Thank you very much!!
(The website implementation, where we're using the multiple classifiers - http://neuropid.cs.huji.ac.il/ )
The whole shebang is implemented using SciKit learn and python. Citations and all!)
To evaluate the performance of the ensemble, simply follow the same approach as you would normally. However, you will want to get the 10 fold data set partitions first, and for each fold, train all of your ensemble on that same fold, measure the accuracy, rinse and repeat with the other folds and then compute the accuracy of the ensemble. So the key difference is to not train the individual algorithms using k fold cross-validation when evaluating the ensemble. The important thing is not to let the ensemble see the test data either directly or by letting one of it's algorithms see the test data.
Note also that RF and Extra Trees are already ensemble algorithms in their own right.
An alternative approach (again making sure the ensemble approach) is to take the probabilities and \ or labels output by your classifiers, and feed them into another classifier (say a DT, RF, SVM, or whatever) that produces a prediction by combining the best guesses from these other classifiers. This is termed "Stacking"
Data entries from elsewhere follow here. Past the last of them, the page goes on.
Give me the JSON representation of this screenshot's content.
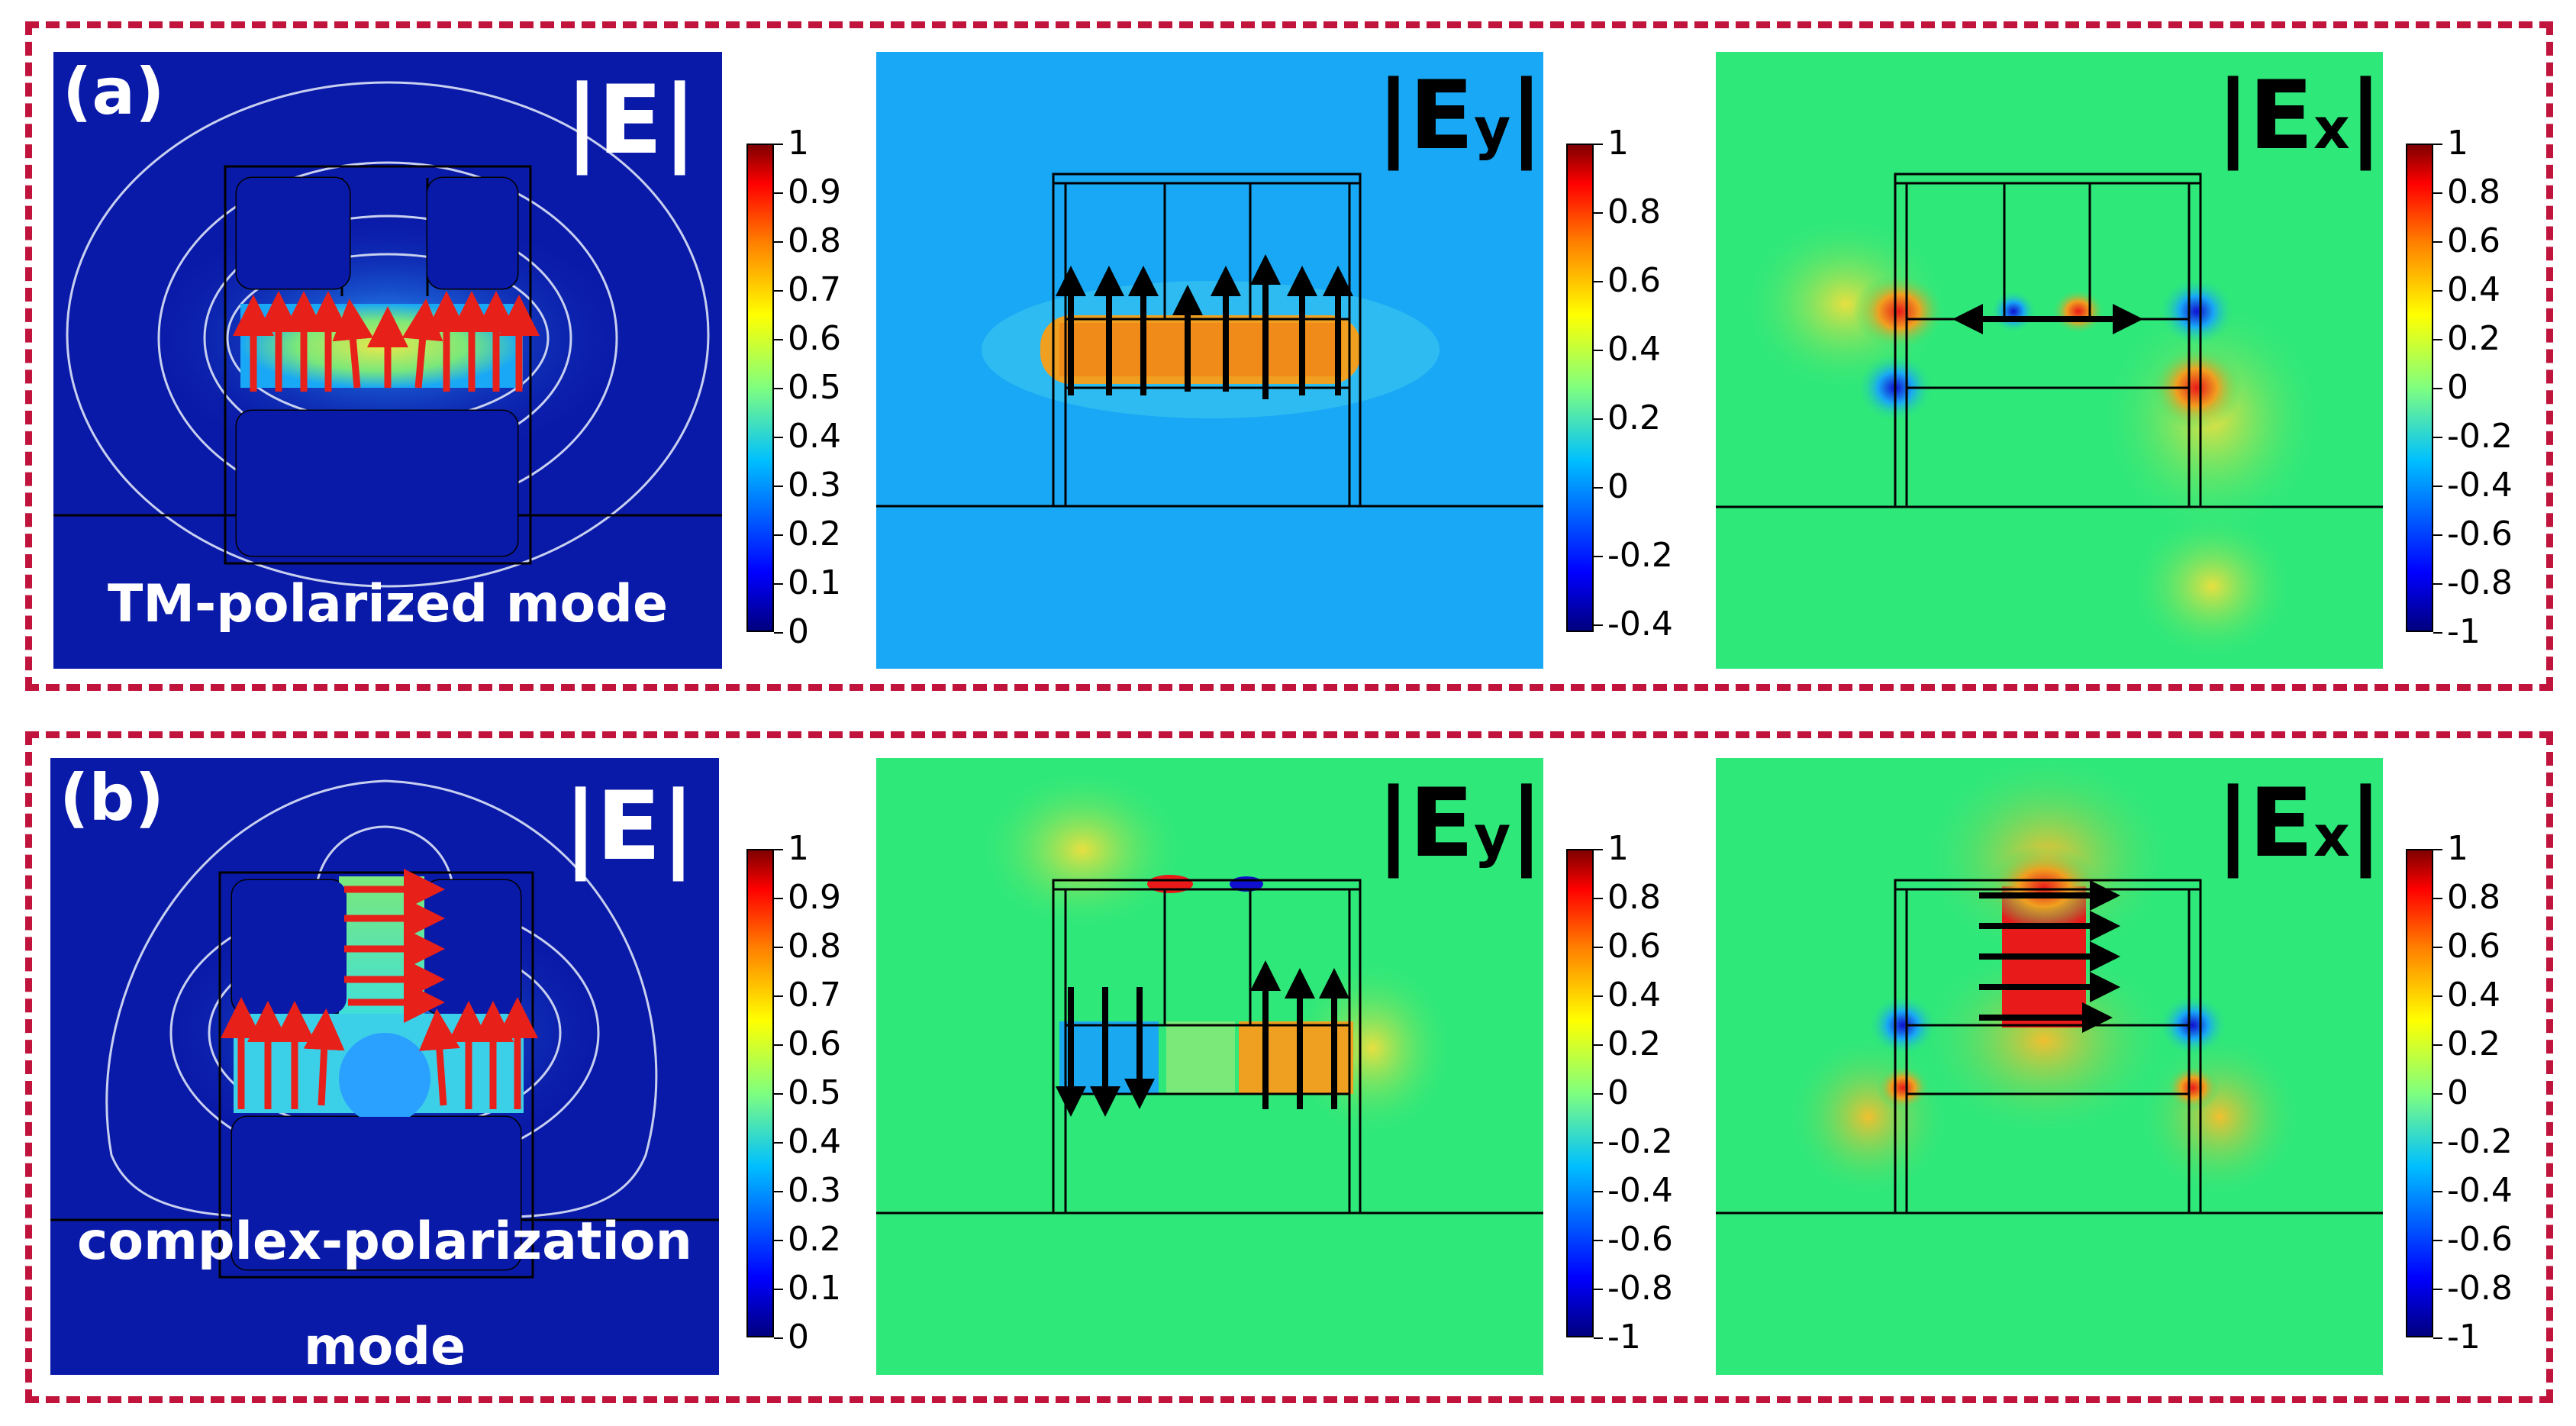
{
  "rows": [
    {
      "tag": "(a)",
      "mode_label_lines": [
        "TM-polarized mode"
      ],
      "panels": [
        {
          "title_main": "|E",
          "title_sub": "",
          "title_end": "|",
          "colorbar_ticks": [
            "1",
            "0.9",
            "0.8",
            "0.7",
            "0.6",
            "0.5",
            "0.4",
            "0.3",
            "0.2",
            "0.1",
            "0"
          ]
        },
        {
          "title_main": "|E",
          "title_sub": "y",
          "title_end": "|",
          "colorbar_ticks": [
            "1",
            "0.8",
            "0.6",
            "0.4",
            "0.2",
            "0",
            "-0.2",
            "-0.4"
          ]
        },
        {
          "title_main": "|E",
          "title_sub": "x",
          "title_end": "|",
          "colorbar_ticks": [
            "1",
            "0.8",
            "0.6",
            "0.4",
            "0.2",
            "0",
            "-0.2",
            "-0.4",
            "-0.6",
            "-0.8",
            "-1"
          ]
        }
      ]
    },
    {
      "tag": "(b)",
      "mode_label_lines": [
        "complex-polarization",
        "mode"
      ],
      "panels": [
        {
          "title_main": "|E",
          "title_sub": "",
          "title_end": "|",
          "colorbar_ticks": [
            "1",
            "0.9",
            "0.8",
            "0.7",
            "0.6",
            "0.5",
            "0.4",
            "0.3",
            "0.2",
            "0.1",
            "0"
          ]
        },
        {
          "title_main": "|E",
          "title_sub": "y",
          "title_end": "|",
          "colorbar_ticks": [
            "1",
            "0.8",
            "0.6",
            "0.4",
            "0.2",
            "0",
            "-0.2",
            "-0.4",
            "-0.6",
            "-0.8",
            "-1"
          ]
        },
        {
          "title_main": "|E",
          "title_sub": "x",
          "title_end": "|",
          "colorbar_ticks": [
            "1",
            "0.8",
            "0.6",
            "0.4",
            "0.2",
            "0",
            "-0.2",
            "-0.4",
            "-0.6",
            "-0.8",
            "-1"
          ]
        }
      ]
    }
  ],
  "colors": {
    "border": "#c0143c",
    "field_bg_dark": "#0a1aa8",
    "field_bg_green": "#2ee87a",
    "field_bg_blue": "#19a8f5",
    "arrow_red": "#e8201a",
    "arrow_black": "#000000"
  }
}
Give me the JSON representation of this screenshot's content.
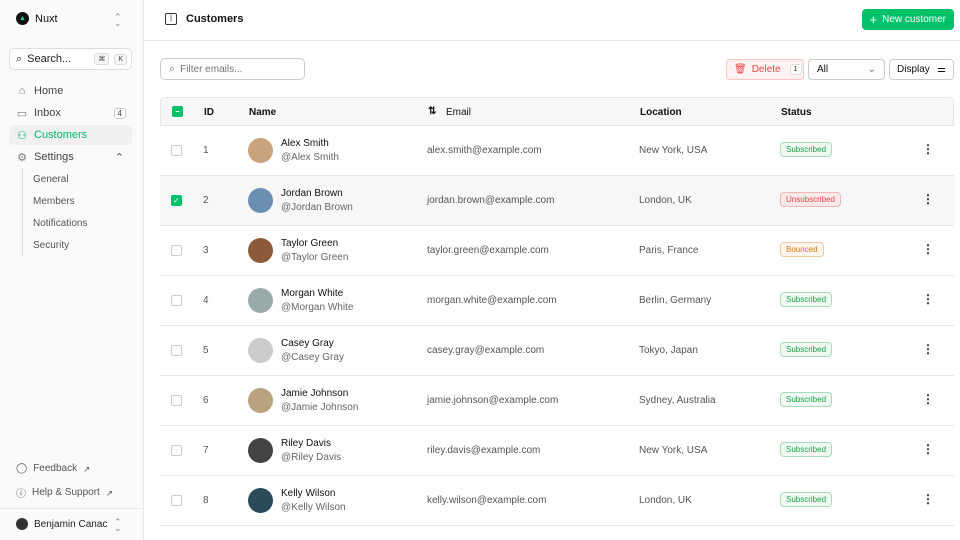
{
  "app": {
    "name": "Nuxt"
  },
  "sidebar": {
    "search_label": "Search...",
    "kbd": [
      "⌘",
      "K"
    ],
    "items": [
      {
        "label": "Home",
        "icon": "home-icon"
      },
      {
        "label": "Inbox",
        "icon": "inbox-icon",
        "badge": "4"
      },
      {
        "label": "Customers",
        "icon": "users-icon",
        "active": true
      },
      {
        "label": "Settings",
        "icon": "gear-icon"
      }
    ],
    "settings_sub": [
      "General",
      "Members",
      "Notifications",
      "Security"
    ],
    "footer": [
      {
        "label": "Feedback",
        "icon": "chat-icon"
      },
      {
        "label": "Help & Support",
        "icon": "info-icon"
      }
    ],
    "user": "Benjamin Canac"
  },
  "header": {
    "title": "Customers",
    "new_button": "New customer"
  },
  "toolbar": {
    "filter_placeholder": "Filter emails...",
    "delete_label": "Delete",
    "delete_count": "1",
    "status_select": "All",
    "display_label": "Display"
  },
  "table": {
    "columns": [
      "ID",
      "Name",
      "Email",
      "Location",
      "Status"
    ],
    "rows": [
      {
        "id": "1",
        "name": "Alex Smith",
        "handle": "@Alex Smith",
        "email": "alex.smith@example.com",
        "location": "New York, USA",
        "status": "Subscribed",
        "checked": false
      },
      {
        "id": "2",
        "name": "Jordan Brown",
        "handle": "@Jordan Brown",
        "email": "jordan.brown@example.com",
        "location": "London, UK",
        "status": "Unsubscribed",
        "checked": true
      },
      {
        "id": "3",
        "name": "Taylor Green",
        "handle": "@Taylor Green",
        "email": "taylor.green@example.com",
        "location": "Paris, France",
        "status": "Bounced",
        "checked": false
      },
      {
        "id": "4",
        "name": "Morgan White",
        "handle": "@Morgan White",
        "email": "morgan.white@example.com",
        "location": "Berlin, Germany",
        "status": "Subscribed",
        "checked": false
      },
      {
        "id": "5",
        "name": "Casey Gray",
        "handle": "@Casey Gray",
        "email": "casey.gray@example.com",
        "location": "Tokyo, Japan",
        "status": "Subscribed",
        "checked": false
      },
      {
        "id": "6",
        "name": "Jamie Johnson",
        "handle": "@Jamie Johnson",
        "email": "jamie.johnson@example.com",
        "location": "Sydney, Australia",
        "status": "Subscribed",
        "checked": false
      },
      {
        "id": "7",
        "name": "Riley Davis",
        "handle": "@Riley Davis",
        "email": "riley.davis@example.com",
        "location": "New York, USA",
        "status": "Subscribed",
        "checked": false
      },
      {
        "id": "8",
        "name": "Kelly Wilson",
        "handle": "@Kelly Wilson",
        "email": "kelly.wilson@example.com",
        "location": "London, UK",
        "status": "Subscribed",
        "checked": false
      }
    ]
  },
  "colors": {
    "accent": "#00c16a",
    "Subscribed": "#16a34a",
    "Unsubscribed": "#ef4444",
    "Bounced": "#d97706"
  }
}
You can use a linear regression for stacking. For each 10-fold, you can split the data with:
8 training sets
1 validation set
1 test set
Optimise the hyper-parameters for each algorithm using the training set and validation set, then stack yours predictions by using a linear regression - or a logistic regression - over the validation set. Your final model will be p = a_o + a_1 p_1 + … + a_k p_K, where K is the number of classifier, p_k is the probability given by model k and a_k is the weight of the model k. You can also directly use the predicted outcomes, if the model doesn't give you probabilities.
If yours models are the same, you can optimise for the parameters of the models and the weights in the same time.
If you have obvious differences, you can do different bins with different parameters for each. For example one bin could be short sequences and the other long sequences. Or different type of proteins.
You can use the metric whatever metric you want, as long as it makes sens, like for not blended algorithms.
You may want to look at the 2007 Belkor solution of the Netflix challenges, section Blending. In 2008 and 2009 they used more advances technics, it may also be interesting for you.